The etl_fsimage task processes the FSImage for each of the connected clusters. FSImage processing involves file report generation and table size extraction. The duration of the task depends on the size of the FSImage. The etl_fsimage task imports the latest FSImage from Namenode. The etl_fsimage run time is proportional to the image size, for example:

Caution

FSImage is a snapshot that becomes outdated with time. The older the image, the more it diverges from the real-time structure.

In Unravel, you can configure FSImage for a single cluster environment or a multi-cluster environment. This topic includes the following sections:

Important

FSImage is processed by the Unravel ondemand process every day at 00:00 UTC. The latest FSImage should be uploaded to the Unravel core node a short time before 00:00 UTC to guarantee data freshness.

Set cores and memory to process FSImage

You can set Unravel properties to define the resources to process the FSImage.

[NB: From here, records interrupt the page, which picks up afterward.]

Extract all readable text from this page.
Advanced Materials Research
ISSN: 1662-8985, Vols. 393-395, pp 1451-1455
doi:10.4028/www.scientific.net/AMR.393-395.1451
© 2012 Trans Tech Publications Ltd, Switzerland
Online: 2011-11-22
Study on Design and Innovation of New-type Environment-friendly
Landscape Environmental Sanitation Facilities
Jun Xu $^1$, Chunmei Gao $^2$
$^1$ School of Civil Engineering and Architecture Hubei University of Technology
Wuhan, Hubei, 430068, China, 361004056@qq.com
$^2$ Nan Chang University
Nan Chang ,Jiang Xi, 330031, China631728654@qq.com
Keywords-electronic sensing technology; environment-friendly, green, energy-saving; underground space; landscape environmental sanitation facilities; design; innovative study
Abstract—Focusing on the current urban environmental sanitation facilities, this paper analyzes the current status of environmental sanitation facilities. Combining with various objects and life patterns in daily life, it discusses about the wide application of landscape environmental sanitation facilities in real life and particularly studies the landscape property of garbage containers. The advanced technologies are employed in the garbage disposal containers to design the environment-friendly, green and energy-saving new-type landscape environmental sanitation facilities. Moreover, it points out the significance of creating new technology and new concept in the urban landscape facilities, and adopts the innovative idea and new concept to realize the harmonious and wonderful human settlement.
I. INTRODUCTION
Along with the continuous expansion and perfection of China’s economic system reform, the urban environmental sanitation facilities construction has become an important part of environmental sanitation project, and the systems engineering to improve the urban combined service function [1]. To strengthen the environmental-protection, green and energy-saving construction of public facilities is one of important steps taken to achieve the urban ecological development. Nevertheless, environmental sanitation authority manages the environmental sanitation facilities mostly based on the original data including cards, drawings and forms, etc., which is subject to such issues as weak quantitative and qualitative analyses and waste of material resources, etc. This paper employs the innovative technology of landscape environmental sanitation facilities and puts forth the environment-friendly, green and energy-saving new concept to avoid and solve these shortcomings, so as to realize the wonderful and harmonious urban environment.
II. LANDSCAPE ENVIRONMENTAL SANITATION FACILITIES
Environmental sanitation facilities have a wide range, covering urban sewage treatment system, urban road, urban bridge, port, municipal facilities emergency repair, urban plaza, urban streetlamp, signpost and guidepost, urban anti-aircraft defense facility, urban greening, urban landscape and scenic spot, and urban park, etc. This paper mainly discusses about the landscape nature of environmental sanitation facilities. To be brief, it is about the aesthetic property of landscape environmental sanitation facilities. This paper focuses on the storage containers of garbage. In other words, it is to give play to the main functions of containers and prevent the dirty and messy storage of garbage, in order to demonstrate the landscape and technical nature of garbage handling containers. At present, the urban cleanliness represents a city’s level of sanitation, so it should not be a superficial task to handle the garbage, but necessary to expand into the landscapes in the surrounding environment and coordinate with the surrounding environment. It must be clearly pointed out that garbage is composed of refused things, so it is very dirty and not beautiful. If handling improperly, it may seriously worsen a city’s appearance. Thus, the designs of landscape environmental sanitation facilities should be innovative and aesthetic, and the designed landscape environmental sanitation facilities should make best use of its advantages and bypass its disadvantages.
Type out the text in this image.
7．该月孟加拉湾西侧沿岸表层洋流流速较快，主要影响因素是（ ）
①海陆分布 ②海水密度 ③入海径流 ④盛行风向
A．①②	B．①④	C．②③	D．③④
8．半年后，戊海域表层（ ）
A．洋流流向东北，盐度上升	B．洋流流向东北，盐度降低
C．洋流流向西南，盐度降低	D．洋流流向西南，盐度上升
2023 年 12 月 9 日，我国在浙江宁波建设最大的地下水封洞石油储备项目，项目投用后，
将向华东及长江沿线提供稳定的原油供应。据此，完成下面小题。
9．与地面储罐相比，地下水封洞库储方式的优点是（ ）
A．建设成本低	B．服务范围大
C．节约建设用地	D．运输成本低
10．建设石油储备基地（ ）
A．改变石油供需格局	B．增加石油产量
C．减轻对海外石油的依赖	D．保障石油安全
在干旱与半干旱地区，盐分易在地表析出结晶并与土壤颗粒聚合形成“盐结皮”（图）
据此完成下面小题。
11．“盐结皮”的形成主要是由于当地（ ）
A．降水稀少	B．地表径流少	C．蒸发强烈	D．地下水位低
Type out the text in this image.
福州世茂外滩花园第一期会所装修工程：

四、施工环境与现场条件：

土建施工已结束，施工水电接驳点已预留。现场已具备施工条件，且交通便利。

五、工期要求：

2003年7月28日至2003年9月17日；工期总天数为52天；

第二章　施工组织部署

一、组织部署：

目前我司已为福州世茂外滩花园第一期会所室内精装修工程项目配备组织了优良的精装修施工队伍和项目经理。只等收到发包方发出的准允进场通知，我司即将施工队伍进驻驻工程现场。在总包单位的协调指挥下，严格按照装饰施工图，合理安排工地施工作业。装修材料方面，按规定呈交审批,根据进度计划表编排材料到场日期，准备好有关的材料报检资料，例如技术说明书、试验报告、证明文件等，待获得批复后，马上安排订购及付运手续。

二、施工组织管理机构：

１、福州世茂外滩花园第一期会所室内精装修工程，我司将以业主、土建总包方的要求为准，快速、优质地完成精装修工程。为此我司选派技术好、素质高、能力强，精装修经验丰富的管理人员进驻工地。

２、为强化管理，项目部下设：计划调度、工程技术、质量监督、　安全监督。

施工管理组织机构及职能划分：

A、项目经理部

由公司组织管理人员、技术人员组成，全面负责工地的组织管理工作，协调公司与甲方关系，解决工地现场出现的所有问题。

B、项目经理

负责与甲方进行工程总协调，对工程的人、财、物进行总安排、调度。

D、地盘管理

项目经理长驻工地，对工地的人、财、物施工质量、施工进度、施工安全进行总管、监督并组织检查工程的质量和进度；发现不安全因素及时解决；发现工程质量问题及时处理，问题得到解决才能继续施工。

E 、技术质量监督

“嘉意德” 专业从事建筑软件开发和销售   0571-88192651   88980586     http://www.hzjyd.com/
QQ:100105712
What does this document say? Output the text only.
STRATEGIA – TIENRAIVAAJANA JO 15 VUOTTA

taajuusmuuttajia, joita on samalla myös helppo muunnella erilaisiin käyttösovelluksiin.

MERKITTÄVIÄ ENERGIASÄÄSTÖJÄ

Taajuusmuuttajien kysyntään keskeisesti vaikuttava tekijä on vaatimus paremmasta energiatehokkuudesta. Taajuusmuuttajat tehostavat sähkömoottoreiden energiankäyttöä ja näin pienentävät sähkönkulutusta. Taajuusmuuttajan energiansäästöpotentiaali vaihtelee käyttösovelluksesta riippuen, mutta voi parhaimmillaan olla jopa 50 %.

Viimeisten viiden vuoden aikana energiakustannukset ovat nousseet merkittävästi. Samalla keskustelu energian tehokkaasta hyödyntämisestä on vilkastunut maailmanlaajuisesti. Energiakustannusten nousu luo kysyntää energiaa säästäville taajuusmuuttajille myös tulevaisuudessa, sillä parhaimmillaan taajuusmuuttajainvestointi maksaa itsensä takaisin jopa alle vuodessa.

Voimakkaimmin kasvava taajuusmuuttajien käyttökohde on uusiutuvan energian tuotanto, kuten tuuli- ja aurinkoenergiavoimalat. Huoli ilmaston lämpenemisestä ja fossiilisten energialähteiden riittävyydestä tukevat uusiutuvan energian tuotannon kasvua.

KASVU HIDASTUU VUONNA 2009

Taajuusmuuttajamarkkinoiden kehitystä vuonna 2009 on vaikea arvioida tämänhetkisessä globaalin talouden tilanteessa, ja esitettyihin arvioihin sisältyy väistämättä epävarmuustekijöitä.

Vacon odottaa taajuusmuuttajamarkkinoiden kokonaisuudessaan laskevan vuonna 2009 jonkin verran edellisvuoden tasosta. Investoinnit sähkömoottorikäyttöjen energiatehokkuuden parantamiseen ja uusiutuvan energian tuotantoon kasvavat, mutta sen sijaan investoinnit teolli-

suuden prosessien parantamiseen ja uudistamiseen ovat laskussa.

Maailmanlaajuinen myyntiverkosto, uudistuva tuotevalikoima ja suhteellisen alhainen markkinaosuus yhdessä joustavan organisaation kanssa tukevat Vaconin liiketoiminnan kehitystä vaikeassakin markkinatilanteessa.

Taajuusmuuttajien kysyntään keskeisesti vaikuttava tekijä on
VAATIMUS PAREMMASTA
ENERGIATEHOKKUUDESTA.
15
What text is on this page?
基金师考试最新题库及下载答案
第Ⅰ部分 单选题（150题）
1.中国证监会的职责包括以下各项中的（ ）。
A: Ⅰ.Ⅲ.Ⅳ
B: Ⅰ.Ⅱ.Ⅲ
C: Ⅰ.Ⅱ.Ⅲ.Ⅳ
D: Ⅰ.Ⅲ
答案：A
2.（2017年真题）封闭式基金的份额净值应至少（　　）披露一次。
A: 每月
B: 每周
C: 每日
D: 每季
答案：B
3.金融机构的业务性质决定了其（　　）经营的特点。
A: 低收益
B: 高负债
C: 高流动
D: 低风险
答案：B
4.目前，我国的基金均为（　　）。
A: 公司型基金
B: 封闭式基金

Run the following steps to define the resources.

Note

In a multi-cluster environment, you must perform the following steps on the core node.

  1. Stop Unravel

    <Unravel installation directory>/unravel/manager stop
    
  2. For FSImage processing, a standalone Spark process is used. This process runs with a default of 4 cores and 16 GB memory, suitable for a small-sized FSImage file of less than 10 GB.

    To support larger FSImage files, set the configuration as follows:

    <Unravel installation directory>/unravel/manager config ondemand fsimage resource <cores> <memory>
    
    ##For example:
    /opt/unravel/manager config ondemand fsimage resource 4 10g
    
  3. Apply the changes.

    <Unravel installation directory>/unravel/manager config apply
    
  4. Start Unravel

    <Unravel installation directory>/unravel/manager start
Configure FSImage in a single cluster environment

In a single cluster environment, FSImage is configured differently based on whether you can access the FSImage with hdfs dfsadmin permissions.

Configure FSImage with hdfs dfsadmin permissions

In a single cluster environment, if you are an Unravel user with hdfs dfsadmin privileges, you can run the following steps to download and configure the FSImage:

  1. Stop Unravel.

    <Unravel installation directory>/unravel/manager stop
    
  2. Download the FSImage.

    <Unravel installation directory>/unravel/manager config ondemand fsimage enable --automatic-fetch
  3. Apply the changes.

    <Unravel installation directory>/unravel/manager config apply
    
  4. Start Unravel.

    <Unravel installation directory>/unravel/manager start
  5. Run the following command to trigger the FSImage import.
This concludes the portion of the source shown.